3. The paint on the real ship during the 1830s probably was glossy or semi-glossy when fresh. There's a general consensus among scale ship modelers, though, that - especially on small scales like this - glossy paint wrecks the scale effect. Most experienced modelers use flat paints, or perhaps paint with just a tiny bit of sheen. I think I'm fairly safe in asserting that, though there are plenty of exceptions, most sailing ship modelers don't use spray paints or airbrushes. Brush painting is a near-essential skill for this kind of modeling - especially on small scales.
4. I think the box art Revell is currently using for this kit was originally painted for the company's big 1/96 kit, which represents the ship's 1814 configuration. The transom in your kit matches the one on the real ship as she was in 1956 - and probably is about right for the 1830s. (Nobody's exactly sure what her transom looked like throughout her history. Marquardt's book shows four versions of it - with three, four, six and eight windows.)
Unfortunately, scarcely any aftermarket photo-etched parts for sailing ship models are available. I am unaware of any aftermarket merchandise designed specifically for a plastic sailing ship kit. Plastic sailing ship modelers do make lots of use of aftermarket cast metal and wood parts from companies like Bluejacket (www.bluejacketinc.com) and Model Expo (www.modelexpoonline.com). But you're not going to find anything like the sorts of "ship sets" that cater to the twentieth-century warship modelers.

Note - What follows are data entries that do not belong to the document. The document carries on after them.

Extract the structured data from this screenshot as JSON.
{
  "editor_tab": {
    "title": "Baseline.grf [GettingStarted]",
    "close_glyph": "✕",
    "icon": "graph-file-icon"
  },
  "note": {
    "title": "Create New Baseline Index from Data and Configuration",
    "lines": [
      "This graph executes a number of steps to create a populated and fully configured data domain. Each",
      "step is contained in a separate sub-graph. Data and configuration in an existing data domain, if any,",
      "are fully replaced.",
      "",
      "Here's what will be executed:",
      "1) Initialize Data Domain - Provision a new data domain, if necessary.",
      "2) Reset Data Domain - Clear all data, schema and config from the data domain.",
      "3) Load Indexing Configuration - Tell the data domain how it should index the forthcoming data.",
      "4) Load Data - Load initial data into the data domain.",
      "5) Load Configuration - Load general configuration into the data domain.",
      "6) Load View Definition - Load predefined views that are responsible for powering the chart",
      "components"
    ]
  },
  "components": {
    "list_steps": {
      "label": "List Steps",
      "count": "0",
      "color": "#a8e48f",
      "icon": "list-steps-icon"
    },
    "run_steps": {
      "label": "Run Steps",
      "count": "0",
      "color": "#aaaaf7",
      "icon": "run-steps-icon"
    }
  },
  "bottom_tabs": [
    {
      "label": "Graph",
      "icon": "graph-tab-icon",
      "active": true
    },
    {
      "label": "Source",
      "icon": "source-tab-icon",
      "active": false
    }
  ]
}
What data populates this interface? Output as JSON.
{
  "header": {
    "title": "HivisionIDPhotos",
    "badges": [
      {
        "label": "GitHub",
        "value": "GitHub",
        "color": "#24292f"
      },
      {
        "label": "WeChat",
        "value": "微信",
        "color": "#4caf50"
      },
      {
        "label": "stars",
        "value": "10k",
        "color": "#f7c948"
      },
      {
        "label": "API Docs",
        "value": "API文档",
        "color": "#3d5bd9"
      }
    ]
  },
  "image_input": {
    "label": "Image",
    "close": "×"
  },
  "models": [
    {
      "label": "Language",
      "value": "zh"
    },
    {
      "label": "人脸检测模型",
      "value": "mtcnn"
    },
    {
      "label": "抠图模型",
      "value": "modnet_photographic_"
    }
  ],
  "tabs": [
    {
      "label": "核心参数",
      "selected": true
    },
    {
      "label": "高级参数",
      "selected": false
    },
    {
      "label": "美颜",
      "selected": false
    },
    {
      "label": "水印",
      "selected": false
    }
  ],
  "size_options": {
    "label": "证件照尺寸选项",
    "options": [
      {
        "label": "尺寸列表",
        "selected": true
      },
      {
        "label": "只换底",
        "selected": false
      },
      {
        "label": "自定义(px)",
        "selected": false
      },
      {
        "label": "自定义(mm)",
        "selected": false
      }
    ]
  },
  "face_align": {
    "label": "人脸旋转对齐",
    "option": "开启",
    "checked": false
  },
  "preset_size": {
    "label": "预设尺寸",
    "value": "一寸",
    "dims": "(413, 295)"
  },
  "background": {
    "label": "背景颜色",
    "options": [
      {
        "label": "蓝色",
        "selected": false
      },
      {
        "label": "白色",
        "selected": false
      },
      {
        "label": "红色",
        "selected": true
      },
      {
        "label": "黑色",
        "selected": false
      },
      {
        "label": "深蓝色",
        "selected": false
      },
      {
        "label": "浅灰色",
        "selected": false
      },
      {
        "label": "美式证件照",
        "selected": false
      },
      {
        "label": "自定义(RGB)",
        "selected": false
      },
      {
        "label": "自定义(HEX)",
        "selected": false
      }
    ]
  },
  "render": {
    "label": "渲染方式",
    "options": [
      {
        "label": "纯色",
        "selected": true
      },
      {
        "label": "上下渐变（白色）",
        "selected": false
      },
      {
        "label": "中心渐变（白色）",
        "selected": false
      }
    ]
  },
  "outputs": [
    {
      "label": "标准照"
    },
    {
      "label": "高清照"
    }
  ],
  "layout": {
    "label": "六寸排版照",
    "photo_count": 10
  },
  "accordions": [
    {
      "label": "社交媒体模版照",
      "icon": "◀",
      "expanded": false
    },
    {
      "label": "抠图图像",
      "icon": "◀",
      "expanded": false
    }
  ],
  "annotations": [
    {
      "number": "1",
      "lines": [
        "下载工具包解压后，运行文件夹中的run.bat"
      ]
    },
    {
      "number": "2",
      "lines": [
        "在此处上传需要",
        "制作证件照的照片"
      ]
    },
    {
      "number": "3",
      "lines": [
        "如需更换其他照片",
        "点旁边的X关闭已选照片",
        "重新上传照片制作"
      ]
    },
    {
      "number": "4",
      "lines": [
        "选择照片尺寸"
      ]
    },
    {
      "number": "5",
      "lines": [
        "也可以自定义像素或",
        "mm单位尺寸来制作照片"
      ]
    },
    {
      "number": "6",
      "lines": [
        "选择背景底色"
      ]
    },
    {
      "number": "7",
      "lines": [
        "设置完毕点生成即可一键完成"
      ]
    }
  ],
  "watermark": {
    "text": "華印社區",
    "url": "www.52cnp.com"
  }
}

5. Yes - it's wrong. Each mast is made up of three parts: lower mast, topmast, and topgallant mast. Each has four yards (the horizontal spars from which the sails are suspended): lower, topsail, topgallant, and royal. (The lower yard on the mizzen mast is actually called the crossjack, or crojack, yard.) The lower yards are fixed in position vertically (though they swing horizontally to let the sails catch the wind). The topsail, topgallant, and royal yards slide up and down when the sails are set and furled. The sections of the masts on which the yard slides can't be painted; the mechanism that lets the yard slide (called a parrel, or parral) would scrape the paint off. The unpainted sections are slushed down periodically with grease, making them a dull, orange-ish brown. The lower masts probably were painted white in the 1830s (though there's some controversy over what colors they were during other periods). The tops, crosstrees, and doublings (the portions where the sections of the mast overlap) were also white. A glance at a good photo of the real ship will clarify all this.
6. If you do a search on the word "Constitution" in this forum you'll find quite a bit of useful information. The ship herself has a website: www.ussconstitution.navy.mil . The Constitution Museum, which is a few yards away from the ship in the Boston Navy Yard, has its own site: www.ussconstitutionmuseum.org . Another very useful site, which one probably wouldn't think of (unless one did a Google search) is www.polkcounty.org/timonier . Polk County, North Carolina, is the current residence of the aforementioned Captain Martin. He's posted some extremely interesting information about the ship on that site - including some material you won't find elsewhere.
Hope all that helps a little. Good luck.